Tifton Gazette

Local News

August 12, 2013

Record enrollment for ABAC

TIFTON —  Three months ago, a record number of students walked across the graduation stage with their bachelor’s degrees in hand. Today, enrollment is climbing and every available housing space on campus is filled to capacity. Abraham Baldwin Agricultural College President David Bridges said in a press conference Monday he anticipates the start of classes for the fall semester Wednesday. In fact, he’s downright ecstatic.

“I love the atmosphere on this campus when any new year begins, and this year that first day is really going to be exciting because of the preliminary numbers I have reviewed,” Bridges, who begins his eighth fall term at ABAC, said.

Bridges said the enrollment could stretch toward 3,300 students from 151 Georgia counties, 25 countries and 22 states. One of the key factors in that possible enrollment increase over last year is that almost 1,300 of those students will live on campus in either ABAC Lakeside or ABAC Place.

“One of our goals over the past six months was to try to fill every room,” Bridges said. “Right now, we have more requests than we have space, but I am confident we can find a place for these students to live on campus. Enrollment is up, the dorms are full, and the number of students transferring to ABAC is up 40 percent from last year."

In the past, ABAC has been a school that has transferred students to other schools, Bridges said. But that's changing now.

"This is a strong indicator that people realize the quality of educational opportunity that is available at ABAC. When class begins Wednesday, we anticipate more students. More importantly, the number of students seeking bachelor's degrees is up 36.5 percent. This is a real signature moment for us," he said.

Dr. Tim Marshall, dean of the School of Agriculture and Natural Resources, said the increased popularity of bachelor’s degrees at ABAC should send that school’s enrollment soaring over 1,000 students for the first time ever.

“We have had a lot of interest in the diversified agriculture degree and in the natural resources area,” Marshall said. “I think one reason for that is that there are jobs available in the agriculture industry. Employers want to hire ABAC graduates.”

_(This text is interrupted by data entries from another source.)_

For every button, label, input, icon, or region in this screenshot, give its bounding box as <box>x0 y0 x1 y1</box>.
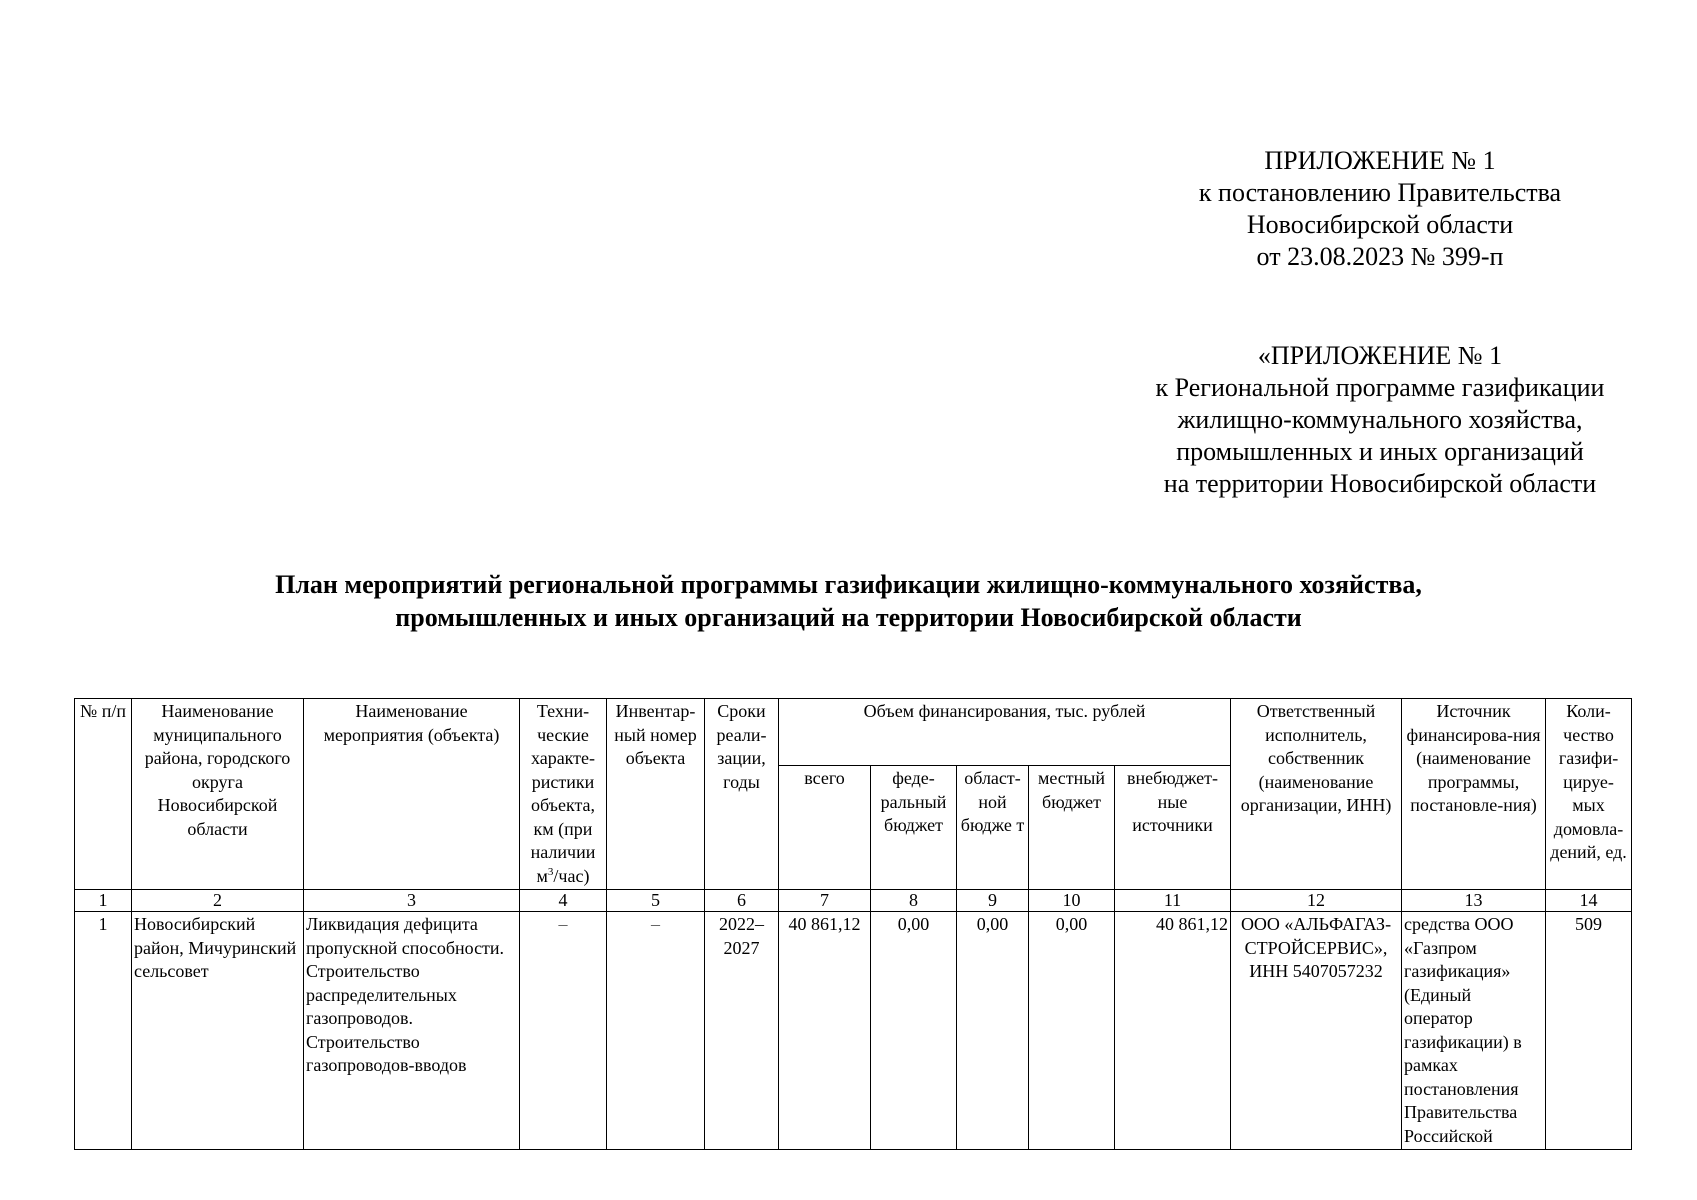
column-number: 4 <box>520 890 607 912</box>
header-inventory: Инвентар-ный номер объекта <box>607 699 705 890</box>
cell-period: 2022–2027 <box>705 912 779 1150</box>
column-number: 9 <box>957 890 1029 912</box>
header-extra-budget: внебюджет-ные источники <box>1115 766 1231 890</box>
annex-header <box>1100 145 1660 273</box>
header-source: Источник финансирова-ния (наименование программы, постановле-ния) <box>1402 699 1546 890</box>
column-number: 12 <box>1231 890 1402 912</box>
header-row <box>75 699 1632 766</box>
annex-header-line: к постановлению Правительства <box>1198 178 1562 207</box>
header-tech <box>520 699 607 890</box>
cell-measure: Ликвидация дефицита пропускной способности. Строительство распределительных газопроводов. Строительство газопроводов-вводов <box>304 912 520 1150</box>
annex-header-line: ПРИЛОЖЕНИЕ № 1 <box>1264 146 1496 175</box>
column-number: 2 <box>132 890 304 912</box>
document-title-line-2: промышленных и иных организаций на территории Новосибирской области <box>395 603 1302 632</box>
document-title <box>0 568 1697 634</box>
header-tech-unit: /час) <box>553 865 590 886</box>
cell-extra-budget: 40 861,12 <box>1115 912 1231 1150</box>
annex-program <box>1090 340 1670 500</box>
header-local: местный бюджет <box>1029 766 1115 890</box>
header-executor: Ответственный исполнитель, собственник (наименование организации, ИНН) <box>1231 699 1402 890</box>
cell-federal: 0,00 <box>871 912 957 1150</box>
plan-table <box>74 698 1632 1150</box>
annex-program-line: «ПРИЛОЖЕНИЕ № 1 <box>1257 341 1503 370</box>
column-number: 7 <box>779 890 871 912</box>
column-number: 1 <box>75 890 132 912</box>
header-tech-sup: 3 <box>547 865 554 878</box>
cell-district: Новосибирский район, Мичуринский сельсовет <box>132 912 304 1150</box>
cell-local: 0,00 <box>1029 912 1115 1150</box>
column-number: 5 <box>607 890 705 912</box>
header-financing-group: Объем финансирования, тыс. рублей <box>779 699 1231 766</box>
cell-total: 40 861,12 <box>779 912 871 1150</box>
column-number: 3 <box>304 890 520 912</box>
header-total: всего <box>779 766 871 890</box>
cell-source: средства ООО «Газпром газификация» (Единый оператор газификации) в рамках постановления Правительства Российской <box>1402 912 1546 1150</box>
cell-inventory: – <box>607 912 705 1150</box>
annex-program-line: к Региональной программе газификации <box>1155 373 1605 402</box>
header-period: Сроки реали-зации, годы <box>705 699 779 890</box>
column-number: 8 <box>871 890 957 912</box>
column-number: 14 <box>1546 890 1632 912</box>
cell-num: 1 <box>75 912 132 1150</box>
annex-header-line: от 23.08.2023 № 399-п <box>1256 242 1504 271</box>
column-number: 11 <box>1115 890 1231 912</box>
column-number-row <box>75 890 1632 912</box>
header-households: Коли-чество газифи-цируе-мых домовла-дений, ед. <box>1546 699 1632 890</box>
column-number: 13 <box>1402 890 1546 912</box>
document-title-line-1: План мероприятий региональной программы газификации жилищно-коммунального хозяйства, <box>275 570 1422 599</box>
header-num: № п/п <box>75 699 132 890</box>
column-number: 6 <box>705 890 779 912</box>
header-district: Наименование муниципального района, городского округа Новосибирской области <box>132 699 304 890</box>
table-row <box>75 912 1632 1150</box>
cell-regional: 0,00 <box>957 912 1029 1150</box>
annex-header-line: Новосибирской области <box>1246 210 1514 239</box>
cell-households: 509 <box>1546 912 1632 1150</box>
annex-program-line: на территории Новосибирской области <box>1163 469 1597 498</box>
cell-tech: – <box>520 912 607 1150</box>
header-federal: феде-ральный бюджет <box>871 766 957 890</box>
column-number: 10 <box>1029 890 1115 912</box>
cell-executor: ООО «АЛЬФАГАЗ-СТРОЙСЕРВИС», ИНН 5407057232 <box>1231 912 1402 1150</box>
header-measure: Наименование мероприятия (объекта) <box>304 699 520 890</box>
header-regional: област-ной бюдже т <box>957 766 1029 890</box>
annex-program-line: жилищно-коммунального хозяйства, <box>1177 405 1583 434</box>
header-tech-text: Техни-ческие характе-ристики объекта, км (при наличии м <box>530 701 596 886</box>
annex-program-line: промышленных и иных организаций <box>1176 437 1584 466</box>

Georgia Agriculture Commissioner Gary Black, whose daughter Caroline is an ABAC alumnus, said agriculture is Georgia’s largest industry, generating more than $71 billion in economic activity and accounting for more than 87,000 full- and part-time jobs in the state.

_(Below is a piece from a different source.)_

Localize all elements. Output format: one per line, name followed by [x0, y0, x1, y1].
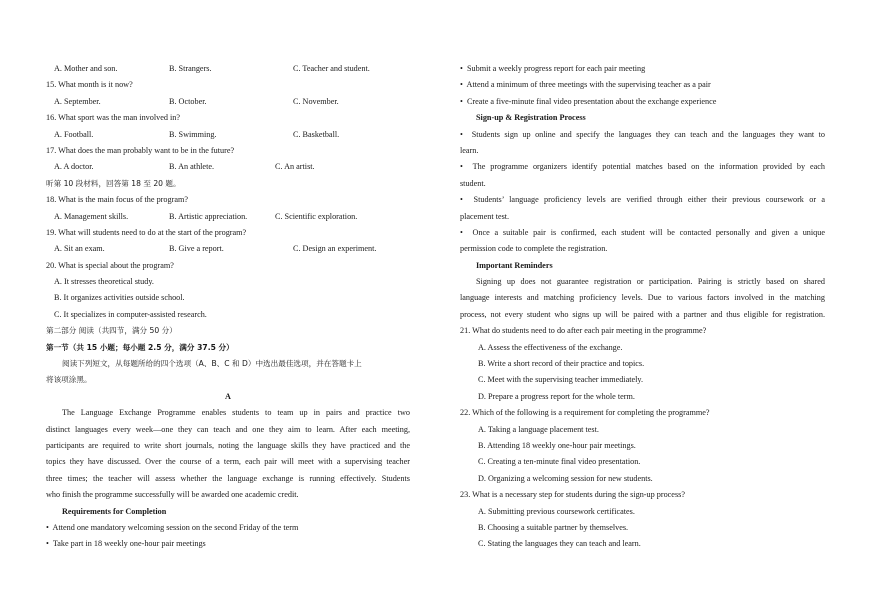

More than 800 students are expected to be enrolled in bachelor’s degree programs at ABAC during the coming year. That’s the highest number in the 105-year history of the college. ABAC offers bachelor’s degrees in biology, forestry, wildlife, and turfgrass and golf course management. Under the Rural Studies degree, ABAC students can also receive bachelor’s degrees in social and community development, politics and modern culture, writing and communications, and business and economic development.

That business degree is one reason that enrollment in the Stafford School of Business will reverse a five-year trend and gain some students this fall. Dill and Susan Driscoll, deans of the Stafford School of Business, believe the numbers will be even higher in the future.

“The number of freshmen in the Stafford School of Business should be up 40 percent over last fall,” Dill Driscoll said. “We are very excited about that.”

“The curriculum now is at a level where graduates can start their own businesses, continue with the second, third or fourth generation of their family businesses or just be sound business managers,” Susan Driscoll said. “Some of them will like living in rural communities, and others will prefer Atlanta or even London. We’re very excited that we have been able to create the curriculum so that our students will be ready for the real world.”